I called her every evening since she told me of her health status. We always had long talks. Primarily, I wanted to know if she had not lost appetite for food and if she was physically in good condition. But she always branched off talking about other things; family, friends, studies and her new life with the English folks.
She was in the middle of telling me how to make assorted cereal for breakfast using…cornflakes, grapes, banana,fruit loops, coco pops milk etc when he came along.
“Make your cereal more interesting, Dare” she jested in her angelic voice.
I said I would try out her recipe. To make sure I did, she sent GIFs of what she was eating via WhatsApp. It looked lovely. The meal was so colourful it was like an artwork.
But then there was a passerby who had suddenly stopped in front of me, gesturing to have a word. He wasn’t looking quite good.

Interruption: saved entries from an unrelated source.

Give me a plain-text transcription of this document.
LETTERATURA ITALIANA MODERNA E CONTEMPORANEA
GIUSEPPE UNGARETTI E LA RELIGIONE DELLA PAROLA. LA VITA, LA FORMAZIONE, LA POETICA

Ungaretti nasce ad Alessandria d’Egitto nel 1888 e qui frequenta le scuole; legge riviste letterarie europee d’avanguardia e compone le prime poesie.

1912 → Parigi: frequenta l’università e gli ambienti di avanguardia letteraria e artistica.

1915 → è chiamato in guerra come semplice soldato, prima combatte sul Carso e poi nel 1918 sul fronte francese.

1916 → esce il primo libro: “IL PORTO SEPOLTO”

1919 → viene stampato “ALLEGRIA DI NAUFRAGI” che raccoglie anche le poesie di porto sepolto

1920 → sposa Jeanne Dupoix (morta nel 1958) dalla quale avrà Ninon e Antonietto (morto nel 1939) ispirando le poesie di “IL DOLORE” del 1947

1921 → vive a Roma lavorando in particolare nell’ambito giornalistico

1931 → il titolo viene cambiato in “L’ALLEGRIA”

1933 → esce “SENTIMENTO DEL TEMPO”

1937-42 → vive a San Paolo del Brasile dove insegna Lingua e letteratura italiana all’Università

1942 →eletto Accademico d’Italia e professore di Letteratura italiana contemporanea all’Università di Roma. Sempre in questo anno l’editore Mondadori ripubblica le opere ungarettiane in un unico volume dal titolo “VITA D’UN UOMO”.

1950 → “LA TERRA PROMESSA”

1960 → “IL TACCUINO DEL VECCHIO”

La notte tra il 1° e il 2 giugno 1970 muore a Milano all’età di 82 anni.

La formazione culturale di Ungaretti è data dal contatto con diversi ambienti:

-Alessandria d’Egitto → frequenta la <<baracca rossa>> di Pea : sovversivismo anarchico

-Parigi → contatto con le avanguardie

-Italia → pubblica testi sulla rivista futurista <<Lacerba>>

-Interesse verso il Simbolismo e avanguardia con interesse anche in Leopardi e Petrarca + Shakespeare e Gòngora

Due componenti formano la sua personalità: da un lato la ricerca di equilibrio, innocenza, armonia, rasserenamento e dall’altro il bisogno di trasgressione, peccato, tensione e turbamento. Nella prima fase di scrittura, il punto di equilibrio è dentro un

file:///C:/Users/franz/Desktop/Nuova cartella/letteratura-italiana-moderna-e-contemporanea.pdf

I told Vivian over the phone that I needed to briefly speak with someone.
“Who?” she asked.
“I don’t know him,” I said. “He seems to be needing something.”
I put the call away and asked what the man wanted, thinking perhaps he lost his way in the neighbourhood.
He wore a very faded sky blue long sleeve shirt and a trouser that seemed to be a little oversized. I had prepared my mind to say “Sorry! I’m new here, too. Don’t know anywhere yet.”
But, “excuse me!” He said, raising a finger towards himself, as though trying to say he doesn’t mean what he was about to say.
“I’m sorry to disturb you. I need your help.”
His finger still to his chest. “Any amount you have.”
I have lived in Lagos for years and I am not new to being begged for alms. It comes in various ways and manners, sometimes from some of the most unexpected quarters. But this met me rather unprepared, off guard. The environment was so serene one forgot there were still woes in the world on the outside; situations tearing humans apart and denying them their humanity.
I stammered, said I didn’t have any money on me. Because I didn’t.
“I’m hungry,” he said.
“I’m sorry,” I said. “Presently, I have no money on me.”
And then he sighed “Ahhh!” suddenly disengaged and resumed his walk on the sandy street.
He was not used to begging. He was not a beggar. He had seen me and took the chance to try it for the first time.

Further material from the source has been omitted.